After unpacking I headed over to Jewel, which its architect, Moshe Safdie, described in Architectural Digest as a kind of “mystical paradise garden.” Standing on a viewing deck amid its tall trees and thousands of lush shrubs — the waterfall pouring right through the building — you can’t help but be enchanted. Visitors wearing backpacks and wheeling luggage stopped to pose for photos, the falls hissing behind them like a newfangled Niagara. When sunlight hit the water just so, there was even a rainbow.

As with all wonderlands, though, there’s a fine line between fantasy and dystopia. Looking around, it isn’t hard to imagine a future in which everyone lives in domed cities in temperature-­controlled, never-ending summers. Signs refer to “trails” that you can “hike,” as if Jewel’s smooth, clean floors are rugged arteries through the wilderness. The trees and shrubs around the waterfall have a corporate name: the Shiseido Forest Valley, after the Japanese beauty company. The waterfall is officially known as the HSBC Rain Vortex. And it’s surrounded by stores and restaurants, allowing a visitor to keep one eye on the jungle-scape and the other on the latest fashions at Calvin Klein — or the queue for Shake Shack. The result is a staggering display of artificiality and nature, with lights that can turn a waterfall crimson, or make it seem as if you’re dining al fresco under a starry sky.

Beneath that sky, on Jewel’s tree-lined top floor, is Canopy Park, where we went to try theme-park style attractions: mazes, slides and the Manulife Sky Nets, one for bouncing, the other — the one I would soon choose to follow — for walking.
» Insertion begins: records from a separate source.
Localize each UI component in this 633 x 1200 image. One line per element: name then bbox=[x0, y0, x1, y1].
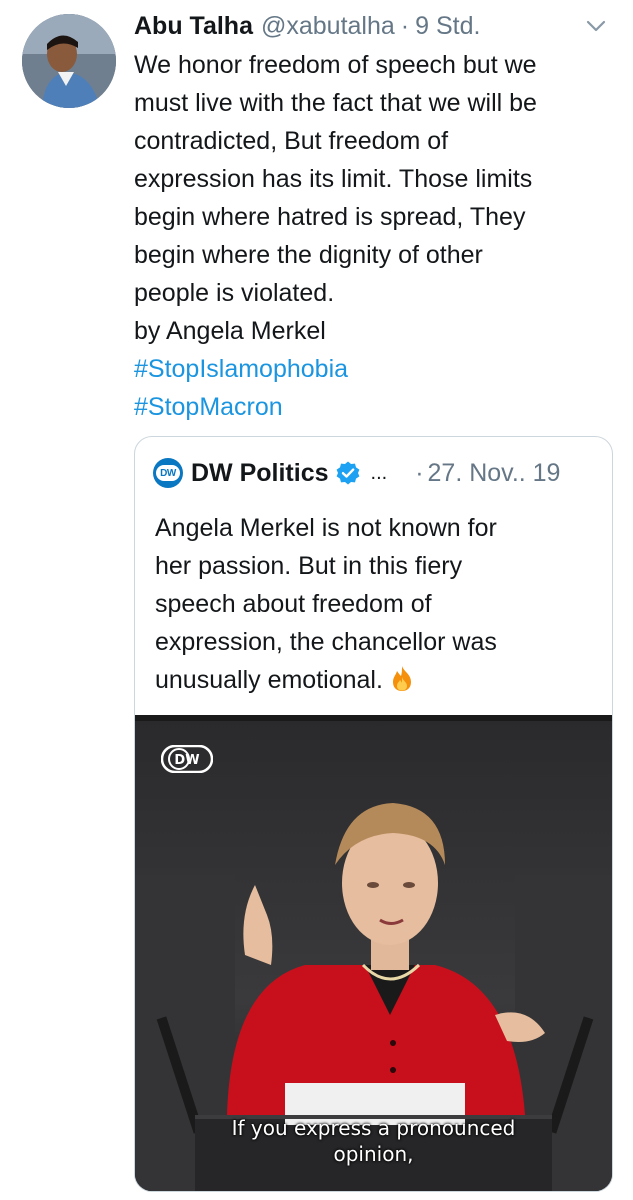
tweet-text-line: by Angela Merkel bbox=[134, 317, 326, 345]
quoted-text-line: her passion. But in this fiery bbox=[155, 552, 463, 580]
avatar-photo bbox=[22, 14, 116, 108]
quoted-text-line: expression, the chancellor was bbox=[155, 628, 497, 656]
subtitle-line: If you express a pronounced bbox=[231, 1116, 516, 1140]
tweet-text-line: begin where the dignity of other bbox=[134, 241, 483, 269]
tweet-text-line: must live with the fact that we will be bbox=[134, 89, 537, 117]
quoted-author-ellipsis: ... bbox=[370, 461, 388, 484]
author-name[interactable]: Abu Talha bbox=[134, 8, 253, 44]
header-separator: · bbox=[400, 12, 410, 40]
tweet-body: We honor freedom of speech but we must l… bbox=[134, 46, 614, 426]
hashtag-link[interactable]: #StopIslamophobia bbox=[134, 350, 614, 388]
quoted-text-line: unusually emotional. bbox=[155, 661, 595, 699]
subtitle-line: opinion, bbox=[333, 1142, 414, 1166]
tweet-text-line: people is violated. bbox=[134, 279, 335, 307]
tweet-text-line: contradicted, But freedom of bbox=[134, 127, 449, 155]
tweet: Abu Talha @xabutalha · 9 Std. We honor f… bbox=[0, 0, 633, 1200]
hashtag-link[interactable]: #StopMacron bbox=[134, 388, 614, 426]
quoted-tweet[interactable]: DW DW Politics ... · 27. Nov.. 19 Angela… bbox=[134, 436, 613, 1192]
quoted-text-line: speech about freedom of bbox=[155, 590, 432, 618]
quoted-text-line: Angela Merkel is not known for bbox=[155, 514, 497, 542]
chevron-down-icon[interactable] bbox=[582, 16, 610, 36]
video-subtitle: If you express a pronounced opinion, bbox=[135, 1115, 612, 1167]
dw-logo-text: DW bbox=[156, 465, 180, 481]
verified-badge-icon bbox=[335, 460, 361, 486]
tweet-header: Abu Talha @xabutalha · 9 Std. bbox=[134, 8, 480, 44]
quoted-header-separator: · bbox=[415, 458, 424, 487]
quoted-tweet-timestamp: 27. Nov.. 19 bbox=[427, 458, 561, 487]
quoted-text-last: unusually emotional. bbox=[155, 666, 383, 694]
video-player[interactable]: DW If you express a pronounced opinion, bbox=[135, 715, 612, 1191]
quoted-tweet-body: Angela Merkel is not known for her passi… bbox=[155, 509, 595, 699]
tweet-text-line: expression has its limit. Those limits bbox=[134, 165, 533, 193]
tweet-text-line: We honor freedom of speech but we bbox=[134, 51, 537, 79]
quoted-author-name[interactable]: DW Politics bbox=[191, 459, 329, 488]
author-avatar[interactable] bbox=[22, 14, 116, 108]
tweet-text-line: begin where hatred is spread, They bbox=[134, 203, 526, 231]
tweet-timestamp[interactable]: 9 Std. bbox=[415, 8, 480, 44]
dw-logo-icon: DW bbox=[160, 744, 214, 774]
svg-text:DW: DW bbox=[174, 753, 199, 768]
quoted-tweet-header: DW DW Politics ... · 27. Nov.. 19 bbox=[153, 455, 560, 491]
quoted-author-avatar[interactable]: DW bbox=[153, 458, 183, 488]
fire-icon bbox=[387, 664, 417, 692]
author-handle[interactable]: @xabutalha bbox=[261, 8, 395, 44]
Late-morning balancing act

Far beneath my sneakered feet were the tops of people’s heads and I instantly imagined falling through the net into the display of acrylic boxes at the Muji store below. I gripped my husband’s arm while a woman who looked to be about 70 bounced past us, hands in the air, grinning and waving at a little girl not far behind.

Eventually, I made it back to terra firma where I realized that land-based activities, like the Mirror Maze (for which I’d been given a foam noodle to tap the space in front of me as a way to avoid bumping into a mirror) were more my speed.

Restaurant-hopping

With award-winning restaurants and specialties from Singapore and throughout Asia (Singaporean cuisine from Violet Oon Singapore; hot pot from Beauty in The Pot), we treated lunch at Jewel like a cruise ship smorgasbord. A friend who lives in Singapore joined us for dim sum at Tim Ho Wan, an outpost of the Hong Kong-based Michelin-star winner (even so, it’s surprisingly affordable). Afterward, it was on to Japanese Soba Noodles Tsuta, a branch of the first ramen restaurant to receive a Michelin star, where we had the Shoyu soba; followed by raw milk, soft-serve ice cream from Japan’s Icenoie Hokkaido; and “botanical gelato” in flavors like white chrysanthemum (imagine the taste of flower florets and cacao nibs) from Birds of Paradise.

All afternoon we browsed regional snack and confection stalls as if we were at a street market. At Rich & Good Cake Shop, known for its Swiss rolls, a sign said that “due to overwhelming demand and limited stock,” each adult was allowed only one item. Of the small boxes, the sole remaining flavor was durian, a fruit so pungent it’s not allowed on public transportation in Singapore.

The evening show

Evening came quickly, and with a puff of mist from above, the first of the free nightly light and sound shows at the Rain Vortex began. We joined the scores of visitors slipping out of stores and leaning over balconies, smartphones at the ready, to watch the waterfall try on a kaleidoscope of colors and projections set to rousing music. Perhaps more impressive than the show is the fact that an enormous waterfall can be controlled as if it were a kitchen appliance.

An encore before bedtime

As night settled in, we found ourselves under wire-mesh clouds twinkling with Swarovski crystals for the evening’s second sound and light show. Too beat to cap it off with a movie, we strolled back to the hotel and slept soundly in the shadow of the Changi Control Tower.

I barely heard the planes gliding by overhead.